By YURAS KARMANAU
The Associated Press
MINSK, Belarus -- Government security agents beat and detained an opposition presidential candidate on Thursday, two weeks before Belarus holds an election expected to return authoritarian President Alexander Lukashenko to power.
Hours later, several thousand opposition supporters massed for an unsanctioned rally in a square in downtown Minsk. A large contingent of riot police stood guard and pushed back the crowd, which chanted "Freedom."
"Victory will be ours," opposition leader Alexander Milinkevich _ the main presidential challenger to Lukashenko _ told his supporters defiantly before the rally dispersed peacefully.
Alexander Kozulin, the opposition candidate who was beaten and detained after he tried to enter a conference chaired by Lukashenko, said he attempted to attend it because "I wanted to tell the truth about the dictatorship we live in."
He and three members of his campaign were beaten, and Kozulin was taken to a police station. Later in the evening, he was released.
Lukashenko has ruled his isolated former Soviet nation with an iron hand since 1994. Over the past dozen years has quashed dissent and maintained his grip on power through votes dismissed as illegitimate by his opponents and Western governments that have dubbed him Europe's last dictator.
The United States strongly condemned the beating and warned that the former Soviet republic would face consequences if elections scheduled this month are not free and fair.
Deputy Assistant Secretary of State David J. Kramer, who visited Minsk last week, would provide no details of what the United States might do except that Belarus officials would find "life more difficult and confined."
He said the United States was working closely with its European allies to coordinate any actions to be taken against Belarus.
The Vienna-based OSCE, which is deploying an election observer mission in Belarus, also expressed concern about Thursday's arrests.
Lukashenko and other officials allege the opposition is receiving aid from the West with the aim of provoking an uprising after the election, similar to mass demonstrations in Georgia, Ukraine and Kyrgyzstan that helped drive longtime leaders out of power over the past two years.
Lukashenko told the conference in Minsk that the opposition leaders are "mercenary opponents of our society and our people."
The opposition "will be dismantled in a tough way after the elections," he said in a four-hour address to a conference, which was frequently interrupted by lengthy applause from delegates.
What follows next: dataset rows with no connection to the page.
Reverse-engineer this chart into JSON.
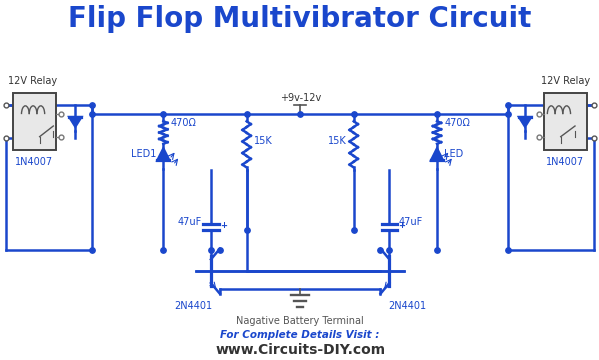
{
  "title": "Flip Flop Multivibrator Circuit",
  "title_color": "#1a47cc",
  "title_fontsize": 20,
  "bg_color": "#ffffff",
  "circuit_color": "#1a47cc",
  "circuit_lw": 1.8,
  "footer_line1": "For Complete Details Visit :",
  "footer_line2": "www.Circuits-DIY.com",
  "footer_color1": "#1a47cc",
  "footer_color2": "#333333",
  "label_color": "#1a47cc",
  "label_fontsize": 7,
  "vcc_label": "+9v-12v",
  "gnd_label": "Nagative Battery Terminal",
  "relay_label_left": "12V Relay",
  "relay_label_right": "12V Relay",
  "diode_label_left": "1N4007",
  "diode_label_right": "1N4007",
  "led_label_left": "LED1",
  "led_label_right": "LED",
  "r1_label": "470Ω",
  "r2_label": "470Ω",
  "r3_label": "15K",
  "r4_label": "15K",
  "c1_label": "47uF",
  "c2_label": "47uF",
  "t1_label": "2N4401",
  "t2_label": "2N4401"
}
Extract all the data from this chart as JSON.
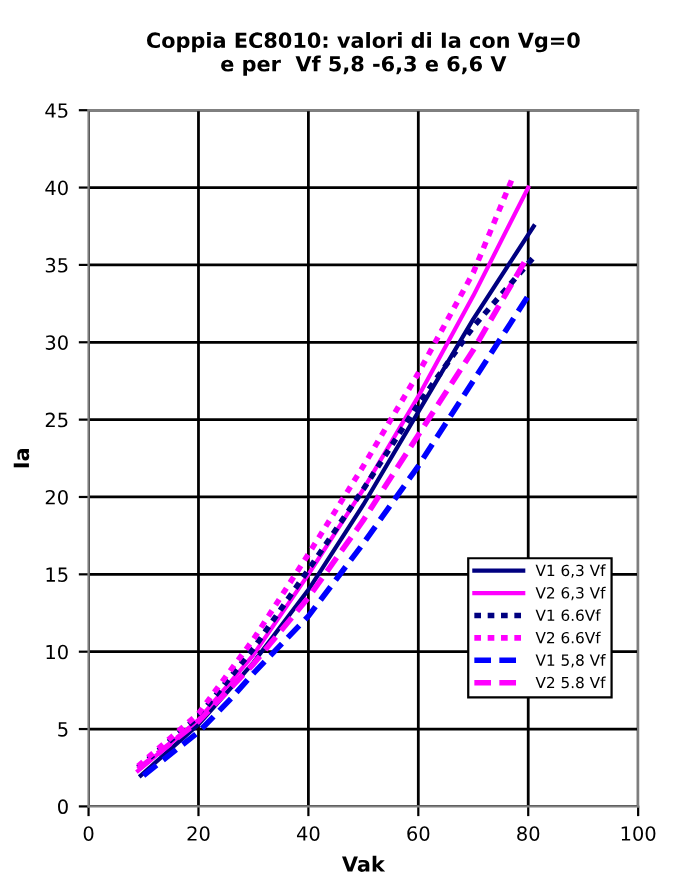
{
  "chart_data": {
    "type": "line",
    "title": "Coppia EC8010: valori di Ia con Vg=0\ne per  Vf 5,8 -6,3 e 6,6 V",
    "xlabel": "Vak",
    "ylabel": "Ia",
    "xlim": [
      0,
      100
    ],
    "xticks": [
      0,
      20,
      40,
      60,
      80,
      100
    ],
    "ylim": [
      0,
      45
    ],
    "yticks": [
      0,
      5,
      10,
      15,
      20,
      25,
      30,
      35,
      40,
      45
    ],
    "grid": true,
    "legend": "lower right",
    "marker": "none",
    "series": [
      {
        "name": "V1 6,3 Vf",
        "color": "#000080",
        "line_style": "solid",
        "x": [
          9.5,
          20,
          30,
          40,
          50,
          60,
          70,
          81
        ],
        "values": [
          2,
          5.3,
          9.3,
          14,
          19.5,
          25.5,
          31.5,
          37.5
        ]
      },
      {
        "name": "V2 6,3 Vf",
        "color": "#ff00ff",
        "line_style": "solid",
        "x": [
          9,
          20,
          30,
          40,
          50,
          60,
          70,
          80
        ],
        "values": [
          2.3,
          5.6,
          9.8,
          15,
          20.5,
          26.5,
          33,
          40
        ]
      },
      {
        "name": "V1 6.6Vf",
        "color": "#000080",
        "line_style": "dotted",
        "x": [
          9,
          20,
          30,
          40,
          50,
          60,
          70,
          81
        ],
        "values": [
          2.5,
          5.8,
          10.2,
          15.3,
          20.5,
          26,
          31,
          35.5
        ]
      },
      {
        "name": "V2 6.6Vf",
        "color": "#ff00ff",
        "line_style": "dotted",
        "x": [
          9,
          20,
          30,
          40,
          50,
          60,
          70,
          77
        ],
        "values": [
          2.6,
          6,
          10.8,
          16.3,
          22,
          28,
          34.5,
          40.5
        ]
      },
      {
        "name": "V1 5,8 Vf",
        "color": "#0000ff",
        "line_style": "dashed",
        "x": [
          10,
          20,
          26,
          30,
          40,
          50,
          60,
          70,
          80
        ],
        "values": [
          2,
          4.8,
          7,
          8.6,
          12.3,
          17,
          22,
          27.5,
          33
        ]
      },
      {
        "name": "V2 5.8 Vf",
        "color": "#ff00ff",
        "line_style": "dashed",
        "x": [
          9,
          20,
          30,
          40,
          50,
          60,
          70,
          79.5
        ],
        "values": [
          2.4,
          5.5,
          9.2,
          13.5,
          18.5,
          24,
          29.5,
          35.3
        ]
      }
    ]
  }
}
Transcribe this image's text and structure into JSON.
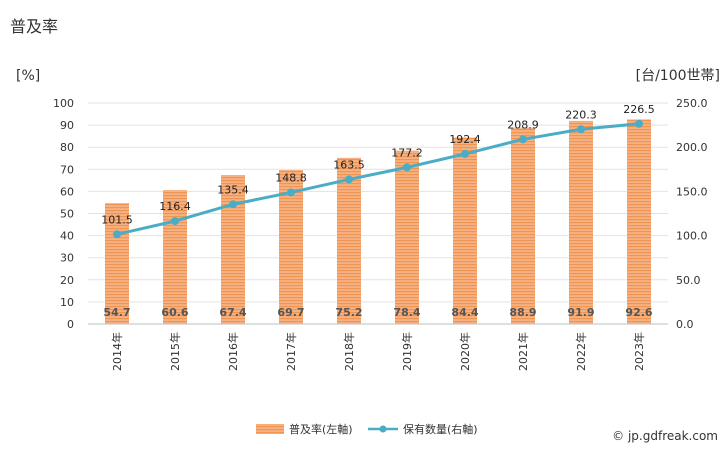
{
  "chart_data": {
    "type": "bar+line",
    "title": "普及率",
    "categories": [
      "2014年",
      "2015年",
      "2016年",
      "2017年",
      "2018年",
      "2019年",
      "2020年",
      "2021年",
      "2022年",
      "2023年"
    ],
    "left_axis": {
      "unit": "[%]",
      "ylim": [
        0,
        100
      ],
      "ticks": [
        0,
        10,
        20,
        30,
        40,
        50,
        60,
        70,
        80,
        90,
        100
      ]
    },
    "right_axis": {
      "unit": "[台/100世帯]",
      "ylim": [
        0,
        250
      ],
      "ticks": [
        "0.0",
        "50.0",
        "100.0",
        "150.0",
        "200.0",
        "250.0"
      ]
    },
    "series": [
      {
        "name": "普及率(左軸)",
        "kind": "bar",
        "axis": "left",
        "color": "#f4a46a",
        "values": [
          54.7,
          60.6,
          67.4,
          69.7,
          75.2,
          78.4,
          84.4,
          88.9,
          91.9,
          92.6
        ],
        "labels": [
          "54.7",
          "60.6",
          "67.4",
          "69.7",
          "75.2",
          "78.4",
          "84.4",
          "88.9",
          "91.9",
          "92.6"
        ]
      },
      {
        "name": "保有数量(右軸)",
        "kind": "line",
        "axis": "right",
        "color": "#4bacc6",
        "values": [
          101.5,
          116.4,
          135.4,
          148.8,
          163.5,
          177.2,
          192.4,
          208.9,
          220.3,
          226.5
        ],
        "labels": [
          "101.5",
          "116.4",
          "135.4",
          "148.8",
          "163.5",
          "177.2",
          "192.4",
          "208.9",
          "220.3",
          "226.5"
        ]
      }
    ],
    "grid": true,
    "legend_position": "bottom-center"
  },
  "footer": {
    "credit": "© jp.gdfreak.com"
  }
}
Kozulin's spokeswoman, Nina Shidlovskaya, said that one of the men who had beaten the candidate was the commander of a riot police unit; other assailants were in plainclothes.
Police fired warning shots, then beat and rounded up about 20 Kozulin supporters who gathered at the police station to demand his release. Kozulin's lawyer, Igor Rynkevich, who demanded access to his client, was also detained.
Kozulin, whose Social-Democratic Party had nominated him to be a delegate to the conference, would be charged with "hooliganism," the prosecutor's office said.
The head of the Vyasna human rights center, Ales Byalyatsky, said about 60 opposition members were rounded up on Thursday.
"The first shots have already been heard, a total 'cleanup' of the opposition has begun," he said.